Recent studies have identified concerning patterns of unprofessional behavior by resident physicians, including falsifying reports of duty hours and dishonestly answering Accreditation Council for Graduate Medical Education (ACGME) survey questions. Media reports reflect the results of these studies, with identification of “padding” publications and cheating on examinations by both medical students and residents.1 , 2 Despite this publicity, the prevalence and impact of these behaviors are not well described.
Definitions of the term “professionalism” vary in the published literature. A 2002 charter published by the American Board of Internal Medicine, the American College of Physicians–American Society of Internal Medicine, and the European Federation of Internal Medicine3 defined “professionalism” as “the basis of medicine’s contract with society.” The charter focused on three fundamental principles: (1) the primacy of patient welfare, (2) patient autonomy, and (3) social justice. While the charter provides physicians with a foundation of “should” and “should-not” behaviors, it offers only a relatively nebulous concept of “unprofessional” and dishonest behaviors. Further, the charter fails to propose methods for identifying or remediating such actions.
Although many published studies review professionalism training, and many examine specific unprofessional behaviors, we could find no published studies to date that provide a review and analysis of the various studies that cover this topic. We sought to produce a descriptive assessment of unprofessional behavior in medical training as well as to quantify the prevalence of specific behaviors by reviewing published studies of unprofessional behaviors in U.S. medical trainees, in order to help educators identify, remediate, and prevent these behaviors in the future.

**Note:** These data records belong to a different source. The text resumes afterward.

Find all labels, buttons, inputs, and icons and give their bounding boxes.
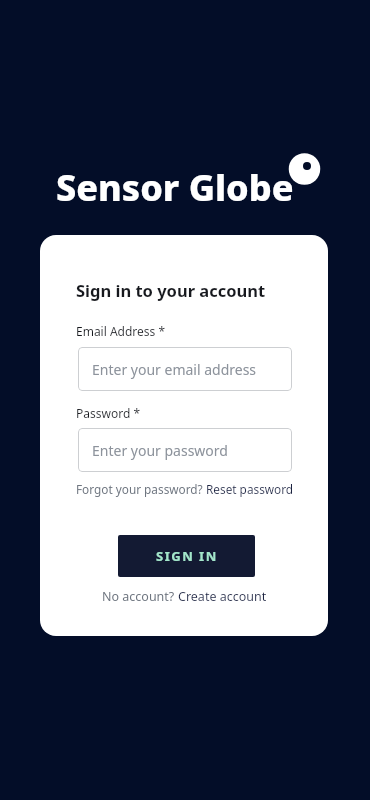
staticText: Forgot your password? (76, 481, 206, 497)
staticText: No account? (102, 588, 178, 605)
staticText: Sign in to your account (76, 279, 266, 301)
staticText: SIGN IN (156, 547, 218, 565)
button[interactable]: Enter your email address (78, 347, 292, 391)
staticText: Sensor Globe (56, 163, 294, 212)
button[interactable]: Enter your password (78, 428, 292, 472)
button[interactable]: SIGN IN (118, 535, 255, 577)
staticText: Enter your email address (92, 360, 257, 379)
staticText: Email Address * (76, 323, 166, 339)
staticText: Password * (76, 405, 141, 421)
button[interactable]: Reset password (206, 481, 294, 497)
button[interactable]: Create account (178, 588, 267, 605)
staticText: Enter your password (92, 441, 228, 460)
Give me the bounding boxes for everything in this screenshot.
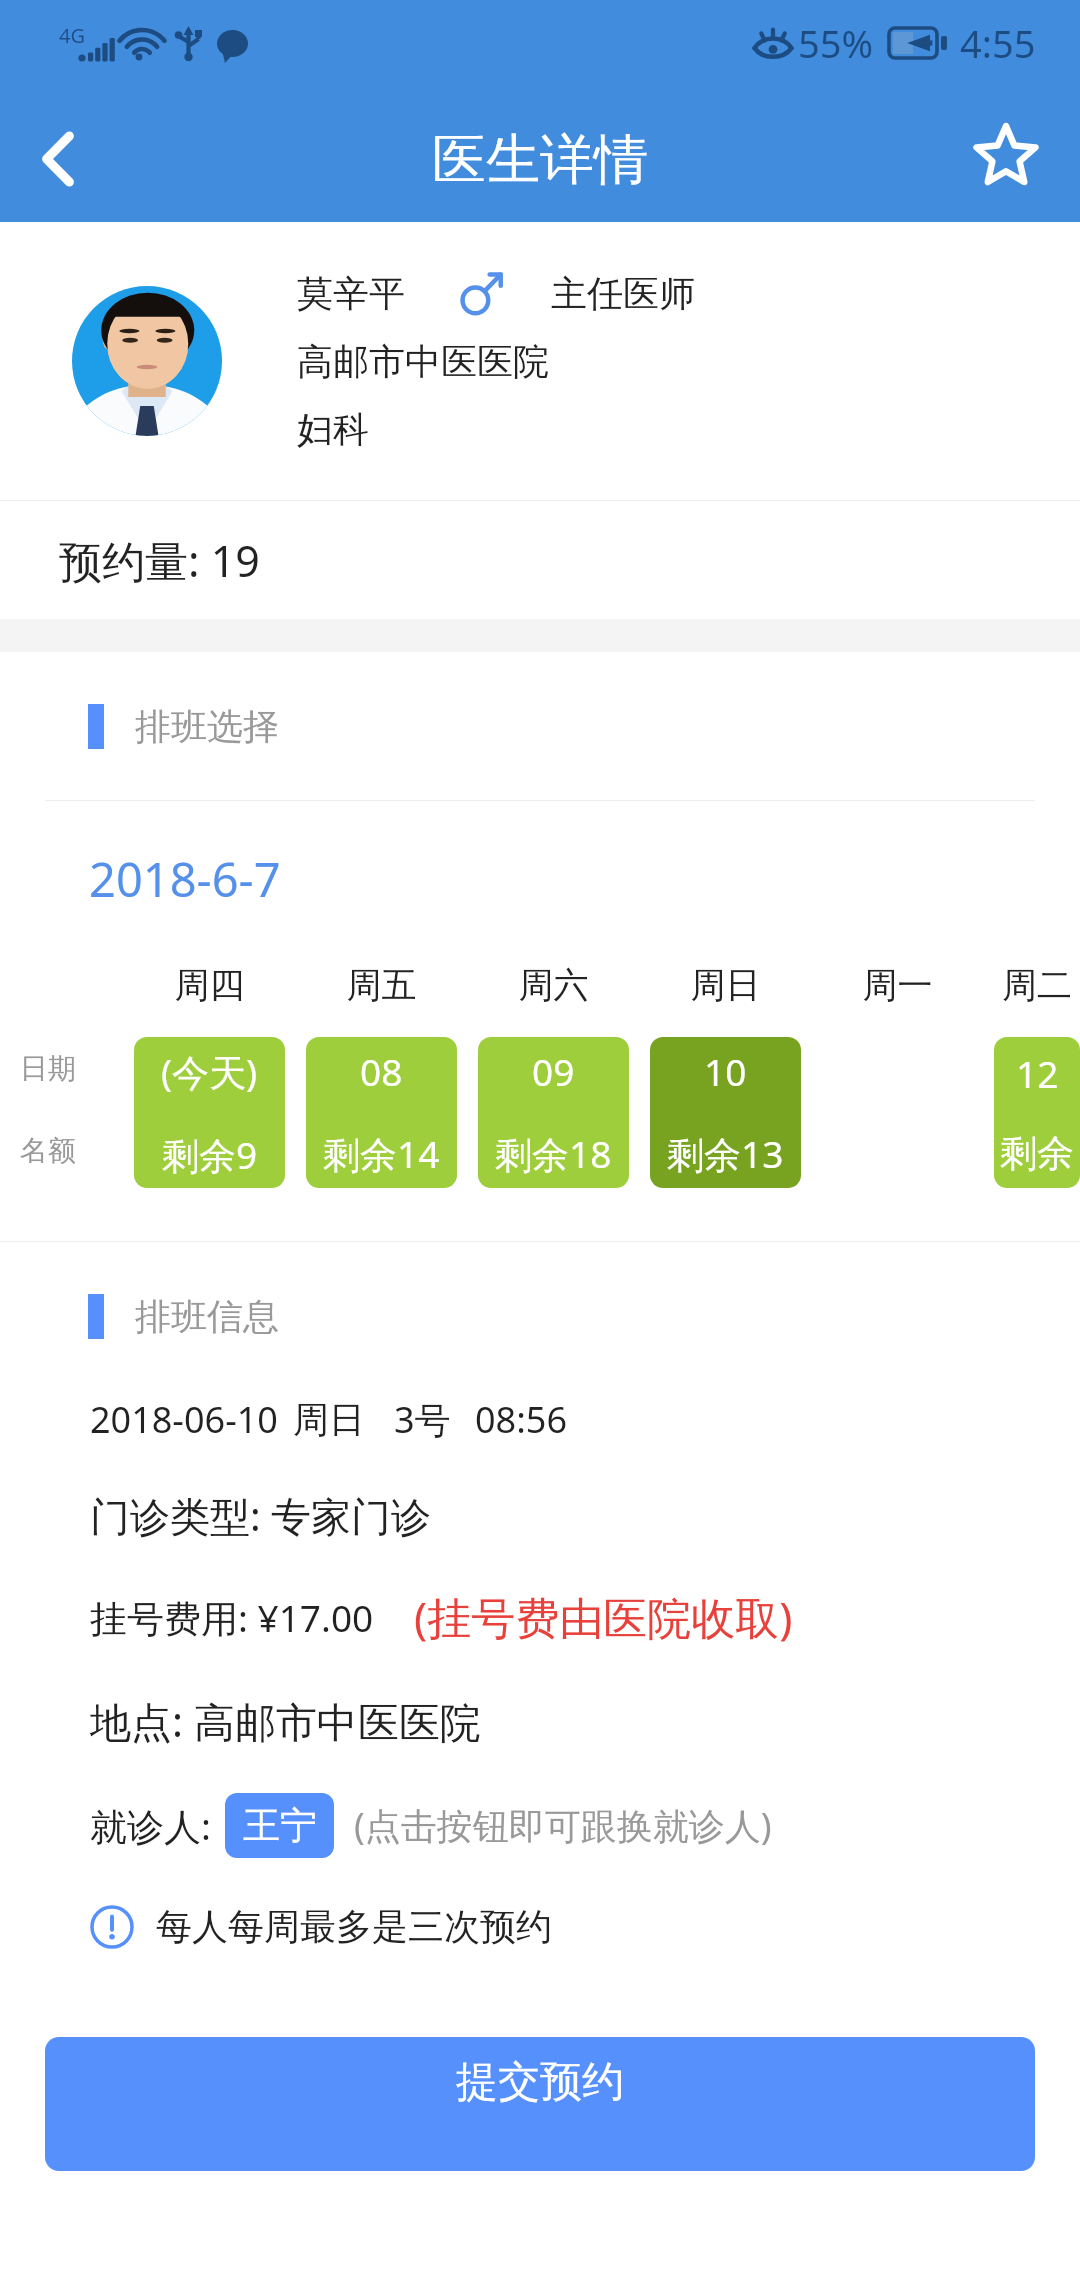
button[interactable]: Favorite [948, 96, 1064, 212]
staticText: (挂号费由医院收取) [414, 1587, 793, 1647]
button[interactable]: Back [0, 101, 116, 217]
staticText: 预约量: 19 [59, 531, 260, 590]
staticText: 周六 [478, 963, 629, 1007]
staticText: 排班信息 [135, 1294, 279, 1339]
staticText: 日期 [20, 1051, 76, 1086]
staticText: 4G [59, 22, 85, 49]
staticText: 周五 [306, 963, 457, 1007]
staticText: 09 [532, 1046, 575, 1096]
staticText: 周四 [134, 963, 285, 1007]
staticText: 医生详情 [432, 126, 648, 194]
staticText: 2018-06-10 [90, 1395, 278, 1444]
button[interactable]: 12 [994, 1037, 1080, 1188]
button[interactable]: 09 [478, 1037, 629, 1188]
staticText: 3号 [394, 1395, 451, 1444]
staticText: 排班选择 [135, 704, 279, 749]
staticText: 55% [798, 17, 874, 69]
staticText: 就诊人: [90, 1800, 211, 1851]
staticText: 周日 [650, 963, 801, 1007]
staticText: 名额 [20, 1133, 76, 1168]
staticText: 妇科 [297, 407, 369, 452]
staticText: 10 [704, 1046, 747, 1096]
staticText: 地点: 高邮市中医医院 [90, 1693, 481, 1749]
staticText: 08:56 [475, 1395, 568, 1444]
staticText: 莫辛平 [297, 271, 405, 316]
staticText: 门诊类型: 专家门诊 [90, 1488, 432, 1543]
staticText: 每人每周最多是三次预约 [156, 1904, 552, 1949]
staticText: 主任医师 [551, 271, 695, 316]
staticText: 12 [1016, 1048, 1059, 1098]
staticText: (点击按钮即可跟换就诊人) [354, 1801, 772, 1850]
staticText: 剩余14 [323, 1128, 440, 1179]
button[interactable]: 08 [306, 1037, 457, 1188]
staticText: 王宁 [243, 1802, 317, 1849]
staticText: 提交预约 [456, 2056, 624, 2109]
staticText: 高邮市中医医院 [297, 339, 549, 384]
staticText: 剩余9 [162, 1129, 258, 1180]
staticText: 4:55 [960, 17, 1036, 69]
staticText: 挂号费用: ¥17.00 [90, 1592, 374, 1643]
button[interactable]: 10 [650, 1037, 801, 1188]
staticText: 08 [360, 1046, 403, 1096]
staticText: 2018-6-7 [89, 847, 281, 911]
staticText: 剩余18 [495, 1128, 612, 1179]
button[interactable]: (今天) [134, 1037, 285, 1188]
staticText: (今天) [161, 1046, 258, 1097]
staticText: 周二 [994, 963, 1080, 1007]
staticText: 周日 [293, 1397, 365, 1442]
staticText: 周一 [822, 963, 973, 1007]
button[interactable]: 提交预约 [45, 2037, 1035, 2171]
staticText: 剩余 [1000, 1130, 1074, 1177]
staticText: 剩余13 [667, 1128, 784, 1179]
button[interactable]: 王宁 [225, 1793, 334, 1858]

We performed a literature review looking for all published studies on unprofessional behavior among U.S. medical school students (including foreign medical graduates applying for U.S. residency programs) or resident physicians. The primary author performed a search to identify all articles published in English and indexed in PubMed between January 1980 and May 2014. We selected the search start date (1980) to identify studies relevant to modern medical education. Search keywords included medical student, resident, and/or doctor, combined with cheating, falsification, unprofessional, dishonest, plagiarism, misrepresentation, and fraud.

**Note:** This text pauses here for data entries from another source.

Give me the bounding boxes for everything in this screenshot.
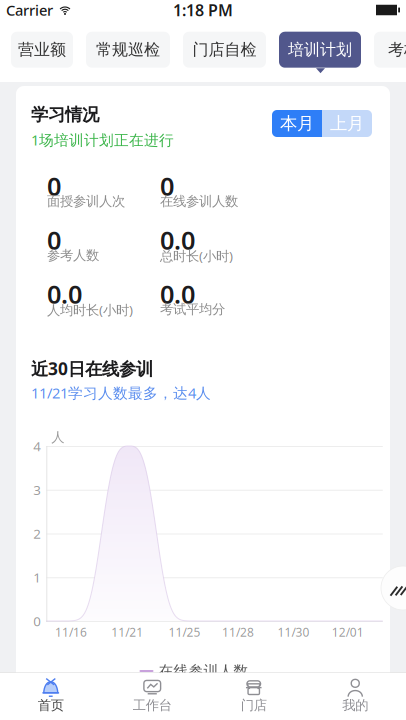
staticText: 0.0 bbox=[47, 277, 82, 311]
staticText: 培训计划 bbox=[288, 40, 352, 60]
staticText: 考试平均分 bbox=[160, 301, 225, 317]
staticText: 3 bbox=[33, 481, 41, 499]
staticText: 总时长(小时) bbox=[160, 247, 233, 265]
staticText: 4 bbox=[33, 437, 41, 455]
staticText: 本月 bbox=[280, 113, 314, 134]
button[interactable]: 首页 bbox=[0, 673, 102, 710]
staticText: 上月 bbox=[330, 113, 364, 134]
staticText: 0.0 bbox=[160, 223, 195, 257]
staticText: 0 bbox=[160, 169, 174, 203]
button[interactable]: 门店自检 bbox=[183, 32, 266, 68]
staticText: 0 bbox=[33, 612, 41, 630]
staticText: 面授参训人次 bbox=[47, 193, 125, 209]
staticText: 在线参训人数 bbox=[160, 193, 238, 209]
button[interactable]: 营业额 bbox=[11, 32, 73, 68]
staticText: 我的 bbox=[342, 697, 368, 713]
staticText: 近30日在线参训 bbox=[31, 357, 153, 380]
staticText: 11/30 bbox=[278, 624, 310, 640]
staticText: 11/25 bbox=[168, 624, 200, 640]
staticText: 0.0 bbox=[160, 277, 195, 311]
staticText: 11/28 bbox=[222, 624, 254, 640]
staticText: 12/01 bbox=[332, 624, 364, 640]
staticText: 人均时长(小时) bbox=[47, 301, 133, 319]
staticText: 11/16 bbox=[55, 624, 87, 640]
button[interactable]: 常规巡检 bbox=[86, 32, 170, 68]
staticText: 常规巡检 bbox=[96, 40, 160, 60]
staticText: Carrier bbox=[6, 0, 53, 20]
staticText: 0 bbox=[47, 169, 61, 203]
staticText: 工作台 bbox=[133, 697, 172, 713]
staticText: 营业额 bbox=[18, 40, 66, 60]
staticText: 1 bbox=[33, 568, 41, 586]
staticText: 在线参训人数 bbox=[158, 662, 248, 680]
button[interactable]: 本月 bbox=[272, 110, 322, 137]
button[interactable]: 我的 bbox=[304, 673, 406, 710]
staticText: 参考人数 bbox=[47, 247, 99, 263]
staticText: 门店 bbox=[241, 697, 267, 713]
staticText: 11/21 bbox=[111, 624, 143, 640]
staticText: 11/21学习人数最多，达4人 bbox=[31, 383, 211, 402]
button[interactable]: 考核 bbox=[374, 32, 406, 68]
staticText: 考核 bbox=[388, 40, 406, 60]
staticText: 2 bbox=[33, 525, 41, 542]
staticText: 0 bbox=[47, 223, 61, 257]
staticText: 首页 bbox=[38, 697, 64, 713]
staticText: 学习情况 bbox=[31, 104, 99, 125]
staticText: 人 bbox=[51, 429, 64, 445]
button[interactable]: Quick actions bbox=[381, 566, 406, 610]
staticText: 门店自检 bbox=[192, 40, 256, 60]
button[interactable]: 门店 bbox=[203, 673, 304, 710]
button[interactable]: 工作台 bbox=[102, 673, 203, 710]
staticText: 1场培训计划正在进行 bbox=[31, 130, 174, 150]
button[interactable]: 上月 bbox=[322, 110, 372, 137]
button[interactable]: 培训计划 bbox=[279, 32, 361, 68]
staticText: 1:18 PM bbox=[173, 0, 233, 21]
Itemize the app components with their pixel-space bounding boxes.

To determine which articles to include in the review, the primary author assessed the titles and abstracts of the 1,254 citations the initial search identified. We retrieved relevant articles and submitted them to a thorough examination to determine candidacy. We included additional references by reviewing items in the works-cited lists of search-identified abstracts and articles. We included only studies that presented original and quantifiable data describing unprofessional, dishonest, or fraudulent behaviors among U.S. medical students or resident physicians. Final inclusion was at the discretion of author interpretation. The primary author determined individual study inclusion or exclusion. We excluded studies on impairment due to alcohol and substance abuse from this review, as this area is already well described in the literature.4 , 5
We determined the prevalence rates for given behaviors, for descriptive purposes, by calculating the sum of quantifiable events from individual articles and then dividing the sum by the aggregate population in the reference sets. For studies evaluating the misrepresentation of publication listings on applications, we generated the rates reported below by dividing the collective number of applicants with misrepresented or fraudulent citations by the total number of collective applicants across all relevant studies. If misrepresented or fraudulent citations were not clearly defined, we reported the number of unverifiable publications in its place.

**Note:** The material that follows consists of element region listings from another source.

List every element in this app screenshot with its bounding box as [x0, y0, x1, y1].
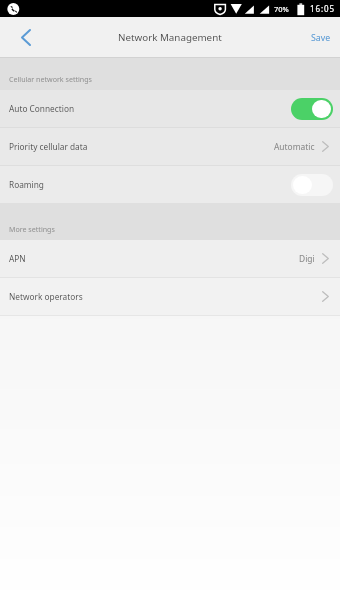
button[interactable]: Toggle on [291, 98, 333, 120]
button[interactable]: Network operators [0, 278, 340, 315]
staticText: 16:05 [310, 3, 335, 14]
button[interactable]: Back [0, 17, 52, 58]
staticText: Roaming [9, 179, 44, 190]
button[interactable]: Priority cellular data [0, 128, 340, 165]
staticText: 70% [274, 4, 289, 14]
staticText: Automatic [274, 141, 315, 152]
staticText: APN [9, 253, 26, 264]
button[interactable]: Toggle off [291, 174, 333, 196]
staticText: Save [311, 32, 331, 44]
staticText: Network operators [9, 291, 83, 302]
staticText: Auto Connection [9, 103, 75, 114]
button[interactable]: Roaming [0, 166, 340, 203]
button[interactable]: APN [0, 240, 340, 277]
button[interactable]: Auto Connection [0, 90, 340, 127]
staticText: Network Management [118, 31, 222, 44]
staticText: More settings [9, 224, 55, 234]
staticText: Cellular network settings [9, 74, 92, 84]
staticText: Priority cellular data [9, 141, 88, 152]
button[interactable]: Save [311, 32, 331, 44]
staticText: Digi [299, 253, 315, 264]
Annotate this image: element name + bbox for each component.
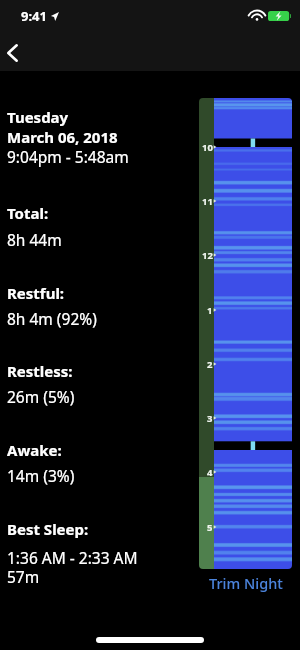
staticText: 11 bbox=[202, 195, 213, 208]
staticText: Best Sleep: bbox=[7, 519, 89, 539]
staticText: Total: bbox=[7, 203, 49, 223]
staticText: March 06, 2018 bbox=[7, 127, 118, 147]
staticText: 14m (3%) bbox=[7, 465, 75, 486]
button[interactable]: Back bbox=[0, 33, 32, 72]
staticText: 9:04pm - 5:48am bbox=[7, 146, 129, 167]
button[interactable]: Trim Night bbox=[199, 572, 292, 594]
staticText: 3 bbox=[207, 412, 213, 425]
staticText: 2 bbox=[207, 358, 213, 371]
staticText: Restless: bbox=[7, 361, 73, 381]
staticText: 57m bbox=[7, 566, 40, 587]
staticText: 26m (5%) bbox=[7, 386, 75, 407]
staticText: 12 bbox=[202, 249, 213, 262]
staticText: 10 bbox=[202, 141, 213, 154]
staticText: 8h 4m (92%) bbox=[7, 308, 97, 329]
staticText: 4 bbox=[207, 466, 213, 479]
staticText: 5 bbox=[207, 521, 213, 534]
staticText: 1 bbox=[207, 304, 213, 317]
staticText: Restful: bbox=[7, 283, 65, 303]
staticText: Trim Night bbox=[209, 573, 283, 593]
staticText: Awake: bbox=[7, 440, 62, 460]
staticText: Tuesday bbox=[7, 107, 69, 127]
staticText: 1:36 AM - 2:33 AM bbox=[7, 547, 138, 568]
staticText: 9:41 bbox=[21, 7, 47, 25]
staticText: 8h 44m bbox=[7, 229, 62, 250]
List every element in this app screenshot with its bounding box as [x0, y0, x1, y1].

The initial reference set included a total of 1,254 citations. After reviewing abstracts, we determined that a total of 51 publications met our criteria for inclusion in the study.1 , 2 , 6–54 These studies featured disparate methods of data reporting and examined various behaviors among medical students or residents. To simplify analysis and reporting, we grouped the results into categories based on the primary populations of the study (i.e., medical students or residents) and the behaviors studied (e.g., cheating, plagiarism).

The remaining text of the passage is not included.